U.S. stock prices declined Friday, ending the longest winning streak for the Dow Jones Industrial Average in 17 years. Nevertheless, as my kids say, "It's all good." The Dow has risen more than 10% in two and a half months, hitting all-time highs along the way, and the S&P 500 Index is within shouting distance of a new high. Economic surprises generally have been positive. Should investors fear these lofty heights? Are we in for a correction? Many investors have been asking these questions. We are inclined to maintain the equity exposures of our model asset allocation strategies, which in some cases mirror our long-run target allocations and in others slightly exceed our targets.
Two maxims of investing—"the trend is your friend" and "don't fight the Fed"—suggest investors should stick with stocks. Our rationale is not based on these rules of thumb. Instead, it reflects the economic recovery and the growth in corporate profits. The U.S. economy is larger than ever. The annualized value of goods and services produced in the fourth quarter was a record $15.85 trillion. The pre-recession peak was $14.42 trillion. More importantly, S&P 500® operating earnings per share were roughly $85 in 2007 and grew to an estimated $101 in 2012. We believe they will reach $106 this year. Earnings drive the market. Record share prices, reflecting record earnings, do not bother us. We caution that there will be pullbacks, but we do not expect a major decline absent a negative surprise. Apparently, most investors are not worried either. The CBOE Volatility Index (VIX), referred to by many as the "fear index," has fallen to multi-year lows. The VIX is designed to capture investor's expectation of annualized market volatility over the next 30 days. Bears view a collapsing VIX as a sign of growing complacency among market participants.

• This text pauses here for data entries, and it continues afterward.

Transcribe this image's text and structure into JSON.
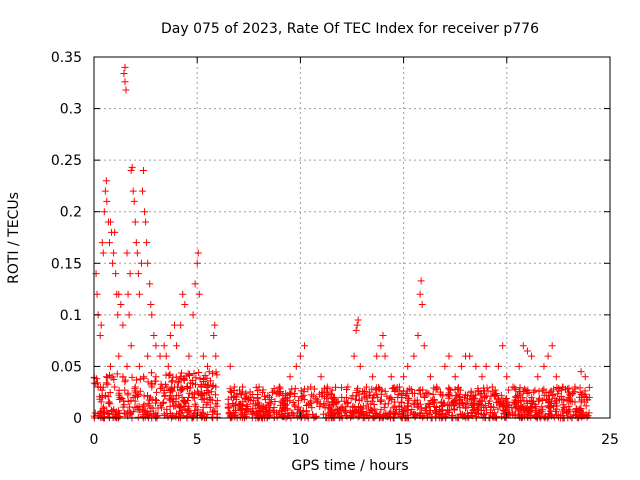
{
  "chart_data": {
    "type": "scatter",
    "title": "Day 075 of 2023, Rate Of TEC Index for receiver p776",
    "xlabel": "GPS time / hours",
    "ylabel": "ROTI / TECUs",
    "xlim": [
      0,
      25
    ],
    "ylim": [
      0,
      0.35
    ],
    "xticks": [
      0,
      5,
      10,
      15,
      20,
      25
    ],
    "xtick_labels": [
      "0",
      "5",
      "10",
      "15",
      "20",
      "25"
    ],
    "yticks": [
      0,
      0.05,
      0.1,
      0.15,
      0.2,
      0.25,
      0.3,
      0.35
    ],
    "ytick_labels": [
      "0",
      "0.05",
      "0.1",
      "0.15",
      "0.2",
      "0.25",
      "0.3",
      "0.35"
    ],
    "grid": true,
    "marker": "+",
    "color": "#ff0000",
    "points": [
      [
        0.1,
        0.14
      ],
      [
        0.15,
        0.12
      ],
      [
        0.2,
        0.1
      ],
      [
        0.3,
        0.08
      ],
      [
        0.35,
        0.09
      ],
      [
        0.4,
        0.17
      ],
      [
        0.45,
        0.16
      ],
      [
        0.5,
        0.2
      ],
      [
        0.55,
        0.22
      ],
      [
        0.6,
        0.23
      ],
      [
        0.62,
        0.21
      ],
      [
        0.7,
        0.19
      ],
      [
        0.75,
        0.17
      ],
      [
        0.8,
        0.19
      ],
      [
        0.85,
        0.18
      ],
      [
        0.9,
        0.15
      ],
      [
        0.95,
        0.16
      ],
      [
        1.0,
        0.18
      ],
      [
        1.05,
        0.14
      ],
      [
        1.1,
        0.12
      ],
      [
        1.15,
        0.1
      ],
      [
        1.2,
        0.12
      ],
      [
        1.3,
        0.11
      ],
      [
        1.4,
        0.09
      ],
      [
        1.45,
        0.334
      ],
      [
        1.5,
        0.34
      ],
      [
        1.5,
        0.326
      ],
      [
        1.55,
        0.318
      ],
      [
        1.6,
        0.16
      ],
      [
        1.65,
        0.12
      ],
      [
        1.7,
        0.1
      ],
      [
        1.75,
        0.14
      ],
      [
        1.8,
        0.24
      ],
      [
        1.85,
        0.243
      ],
      [
        1.9,
        0.22
      ],
      [
        1.95,
        0.21
      ],
      [
        2.0,
        0.19
      ],
      [
        2.05,
        0.17
      ],
      [
        2.1,
        0.16
      ],
      [
        2.15,
        0.14
      ],
      [
        2.2,
        0.12
      ],
      [
        2.3,
        0.15
      ],
      [
        2.35,
        0.22
      ],
      [
        2.4,
        0.24
      ],
      [
        2.45,
        0.2
      ],
      [
        2.5,
        0.19
      ],
      [
        2.55,
        0.17
      ],
      [
        2.6,
        0.15
      ],
      [
        2.7,
        0.13
      ],
      [
        2.75,
        0.11
      ],
      [
        2.8,
        0.1
      ],
      [
        2.9,
        0.08
      ],
      [
        3.0,
        0.07
      ],
      [
        3.2,
        0.06
      ],
      [
        3.4,
        0.07
      ],
      [
        3.5,
        0.06
      ],
      [
        3.7,
        0.08
      ],
      [
        3.9,
        0.09
      ],
      [
        4.0,
        0.07
      ],
      [
        4.2,
        0.09
      ],
      [
        4.3,
        0.12
      ],
      [
        4.4,
        0.11
      ],
      [
        4.6,
        0.06
      ],
      [
        4.8,
        0.1
      ],
      [
        4.9,
        0.13
      ],
      [
        5.0,
        0.15
      ],
      [
        5.05,
        0.16
      ],
      [
        5.1,
        0.12
      ],
      [
        5.3,
        0.06
      ],
      [
        5.5,
        0.05
      ],
      [
        5.8,
        0.08
      ],
      [
        5.85,
        0.09
      ],
      [
        5.9,
        0.06
      ],
      [
        0.2,
        0.03
      ],
      [
        0.4,
        0.02
      ],
      [
        0.6,
        0.04
      ],
      [
        0.8,
        0.05
      ],
      [
        1.0,
        0.03
      ],
      [
        1.2,
        0.06
      ],
      [
        1.4,
        0.04
      ],
      [
        1.6,
        0.05
      ],
      [
        1.8,
        0.07
      ],
      [
        2.0,
        0.03
      ],
      [
        2.2,
        0.05
      ],
      [
        2.4,
        0.04
      ],
      [
        2.6,
        0.06
      ],
      [
        2.8,
        0.03
      ],
      [
        3.0,
        0.04
      ],
      [
        3.3,
        0.03
      ],
      [
        3.6,
        0.05
      ],
      [
        3.9,
        0.03
      ],
      [
        4.2,
        0.04
      ],
      [
        4.5,
        0.03
      ],
      [
        4.8,
        0.02
      ],
      [
        5.2,
        0.03
      ],
      [
        5.6,
        0.02
      ],
      [
        5.9,
        0.03
      ],
      [
        6.6,
        0.05
      ],
      [
        6.8,
        0.03
      ],
      [
        7.2,
        0.03
      ],
      [
        7.6,
        0.02
      ],
      [
        8.0,
        0.03
      ],
      [
        8.5,
        0.02
      ],
      [
        9.0,
        0.03
      ],
      [
        9.5,
        0.04
      ],
      [
        9.8,
        0.05
      ],
      [
        10.0,
        0.06
      ],
      [
        10.2,
        0.07
      ],
      [
        10.5,
        0.03
      ],
      [
        11.0,
        0.04
      ],
      [
        11.3,
        0.03
      ],
      [
        11.6,
        0.02
      ],
      [
        12.0,
        0.02
      ],
      [
        12.3,
        0.03
      ],
      [
        12.6,
        0.06
      ],
      [
        12.7,
        0.085
      ],
      [
        12.75,
        0.09
      ],
      [
        12.8,
        0.095
      ],
      [
        12.9,
        0.05
      ],
      [
        13.2,
        0.03
      ],
      [
        13.5,
        0.04
      ],
      [
        13.7,
        0.06
      ],
      [
        13.9,
        0.07
      ],
      [
        14.0,
        0.08
      ],
      [
        14.1,
        0.06
      ],
      [
        14.4,
        0.04
      ],
      [
        14.8,
        0.03
      ],
      [
        15.0,
        0.04
      ],
      [
        15.2,
        0.05
      ],
      [
        15.5,
        0.06
      ],
      [
        15.7,
        0.08
      ],
      [
        15.8,
        0.12
      ],
      [
        15.85,
        0.133
      ],
      [
        15.9,
        0.11
      ],
      [
        16.0,
        0.07
      ],
      [
        16.3,
        0.04
      ],
      [
        16.6,
        0.03
      ],
      [
        17.0,
        0.05
      ],
      [
        17.2,
        0.06
      ],
      [
        17.5,
        0.04
      ],
      [
        17.8,
        0.05
      ],
      [
        18.0,
        0.06
      ],
      [
        18.2,
        0.06
      ],
      [
        18.5,
        0.05
      ],
      [
        18.8,
        0.04
      ],
      [
        19.0,
        0.05
      ],
      [
        19.3,
        0.03
      ],
      [
        19.6,
        0.05
      ],
      [
        19.8,
        0.07
      ],
      [
        20.0,
        0.04
      ],
      [
        20.3,
        0.03
      ],
      [
        20.6,
        0.05
      ],
      [
        20.8,
        0.07
      ],
      [
        21.0,
        0.065
      ],
      [
        21.2,
        0.06
      ],
      [
        21.5,
        0.04
      ],
      [
        21.8,
        0.05
      ],
      [
        22.0,
        0.06
      ],
      [
        22.2,
        0.07
      ],
      [
        22.4,
        0.04
      ],
      [
        22.7,
        0.03
      ],
      [
        23.0,
        0.02
      ],
      [
        23.3,
        0.03
      ],
      [
        23.6,
        0.045
      ],
      [
        23.8,
        0.04
      ],
      [
        24.0,
        0.02
      ]
    ],
    "band": {
      "segments": [
        {
          "x": [
            0,
            6.0
          ],
          "ymin": 0.0,
          "ymax": 0.045
        },
        {
          "x": [
            6.5,
            24.0
          ],
          "ymin": 0.0,
          "ymax": 0.03
        }
      ],
      "density_per_hour": 60
    }
  }
}
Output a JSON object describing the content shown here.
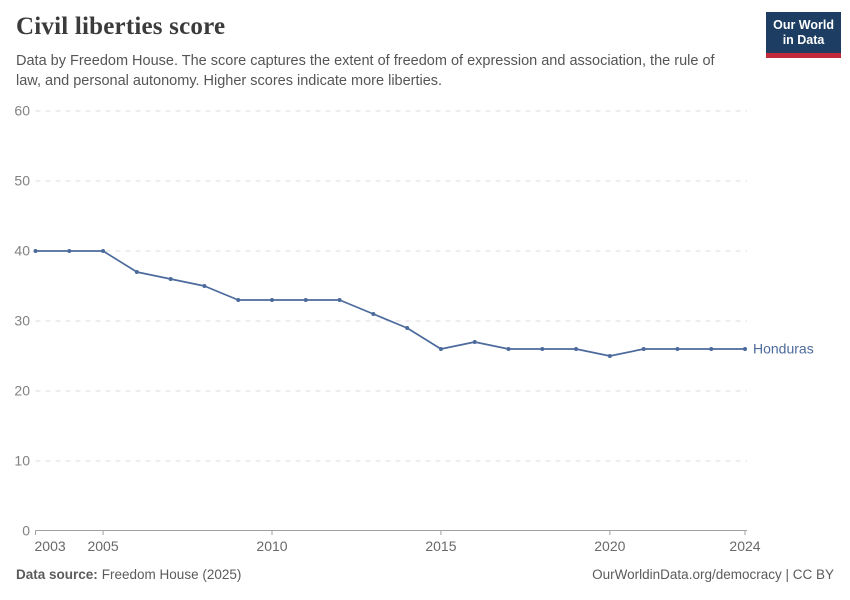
{
  "header": {
    "title": "Civil liberties score",
    "subtitle": "Data by Freedom House. The score captures the extent of freedom of expression and association, the rule of law, and personal autonomy. Higher scores indicate more liberties.",
    "logo": {
      "line1": "Our World",
      "line2": "in Data"
    }
  },
  "chart_data": {
    "type": "line",
    "title": "Civil liberties score",
    "x": [
      2003,
      2004,
      2005,
      2006,
      2007,
      2008,
      2009,
      2010,
      2011,
      2012,
      2013,
      2014,
      2015,
      2016,
      2017,
      2018,
      2019,
      2020,
      2021,
      2022,
      2023,
      2024
    ],
    "series": [
      {
        "name": "Honduras",
        "color": "#4c6a9c",
        "values": [
          40,
          40,
          40,
          37,
          36,
          35,
          33,
          33,
          33,
          33,
          31,
          29,
          26,
          27,
          26,
          26,
          26,
          25,
          26,
          26,
          26,
          26
        ]
      }
    ],
    "x_ticks": [
      2003,
      2005,
      2010,
      2015,
      2020,
      2024
    ],
    "y_ticks": [
      0,
      10,
      20,
      30,
      40,
      50,
      60
    ],
    "xlim": [
      2003,
      2024
    ],
    "ylim": [
      0,
      60
    ],
    "grid": "horizontal-dashed",
    "legend": "line-end-label",
    "end_label": "Honduras"
  },
  "footer": {
    "source_label": "Data source:",
    "source_value": "Freedom House (2025)",
    "right_text": "OurWorldinData.org/democracy | CC BY"
  },
  "colors": {
    "line": "#4c6a9c",
    "series_label": "#4c6a9c",
    "grid": "#dedede",
    "axis": "#a1a1a1",
    "x_tick_label": "#696969",
    "y_tick_label": "#828282",
    "title": "#3b3b3b",
    "subtitle": "#555555",
    "footer": "#5b5b5b",
    "logo_bg": "#1d3d63",
    "logo_bar": "#c2293a"
  }
}
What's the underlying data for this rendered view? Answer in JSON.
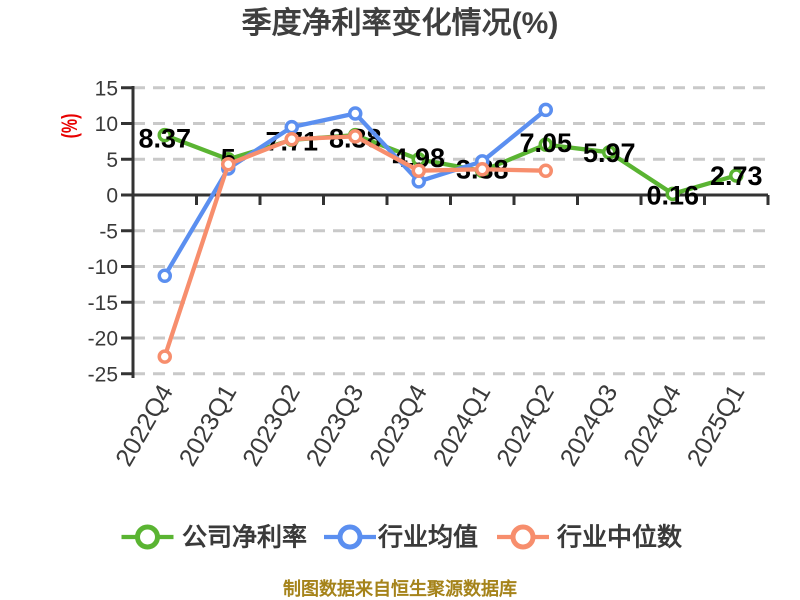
{
  "title": "季度净利率变化情况(%)",
  "y_axis_unit": "(%)",
  "caption": "制图数据来自恒生聚源数据库",
  "colors": {
    "company": "#5ab432",
    "industry_avg": "#5b8ff0",
    "industry_median": "#f78e6d",
    "grid": "#c9c9c9",
    "axis": "#333333",
    "tick_text": "#3a3a3a",
    "value_text": "#000000",
    "title_text": "#3f3f3f",
    "ylabel_text": "#e80000",
    "caption_text": "#a5831a",
    "legend_text": "#3a3a3a"
  },
  "chart_data": {
    "type": "line",
    "title": "季度净利率变化情况(%)",
    "ylabel": "(%)",
    "ylim": [
      -25,
      15
    ],
    "yticks": [
      15,
      10,
      5,
      0,
      -5,
      -10,
      -15,
      -20,
      -25
    ],
    "grid": "dashed-horizontal",
    "legend_position": "bottom",
    "categories": [
      "2022Q4",
      "2023Q1",
      "2023Q2",
      "2023Q3",
      "2023Q4",
      "2024Q1",
      "2024Q2",
      "2024Q3",
      "2024Q4",
      "2025Q1"
    ],
    "series": [
      {
        "name": "公司净利率",
        "color_key": "company",
        "values": [
          8.37,
          5,
          7.71,
          8.38,
          4.98,
          3.38,
          7.05,
          5.97,
          0.16,
          2.73
        ],
        "point_labels": [
          "8.37",
          "5",
          "7.71",
          "8.38",
          "4.98",
          "3.38",
          "7.05",
          "5.97",
          "0.16",
          "2.73"
        ]
      },
      {
        "name": "行业均值",
        "color_key": "industry_avg",
        "values": [
          -11.3,
          3.7,
          9.5,
          11.4,
          1.9,
          4.7,
          11.9,
          null,
          null,
          null
        ]
      },
      {
        "name": "行业中位数",
        "color_key": "industry_median",
        "values": [
          -22.6,
          4.3,
          7.8,
          8.2,
          3.4,
          3.6,
          3.4,
          null,
          null,
          null
        ]
      }
    ]
  }
}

Tighter Fed policies? Maybe in 2014, or 2015
Whatever the criticisms of the Federal Reserve Board's easy money policies, few dispute that they have helped the stock market. Cognizant of the "don't fight the Fed" idea, we've spent some time estimating when Fed policy might change. We projected the unemployment rate assuming various rates of hiring and 85,000 entrants to the labor force each month. Using job gains from 150,000 to 200,000 per month puts the unemployment rate at the Fed's tighter-policy threshold of 6.5% sometime between mid-2014 to mid- 2015. At its peak, the construction industry employed nearly 8 million people. Almost 2.5 million construction jobs were lost in the financial crisis, about 30% of all job losses. As the number of new construction projects has increased, so has job growth in the sector. Construction is important to the labor force and has a major multiplier effect, as new buildings require material and furnishings. The point is that even when unemployment declines to the Fed's target for changing its policy, policymakers may hesitate to allow rates to increase by much, fearing a new downturn in the construction industry and the return of higher unemployment. Fed Chairman Ben Bernanke has indicated that the Fed might not sell its securities to tighten access to credit and reduce the size of the central bank's balance sheet. Rather, the securities may be held until maturity.
Tiny Cyprus: Case study in investor skittishness
Beyond the borders of the U.S. lies a large investment landscape. In the euro zone, the production of goods and services has not recovered to pre-crisis levels. In fact, after peaking in 2011, the region has returned to recession. Using the Vanguard MSCI European ETF as a proxy, stock prices are at levels seen in 2009. That the euro crisis could return is in the back of investors' minds. A proposal to raise $7.6 billion from taxes on depositors in Cyprus to pay for its bailout of the island's financial system shook markets, causing the euro to fall and gold to rise. Given how small Cyprus is—about the size of Lebanon, with a population of 1.1 million, and accounting for 0.2% of the euro zone's gross domestic product—the reaction to the events there demonstrates the fragility of the markets.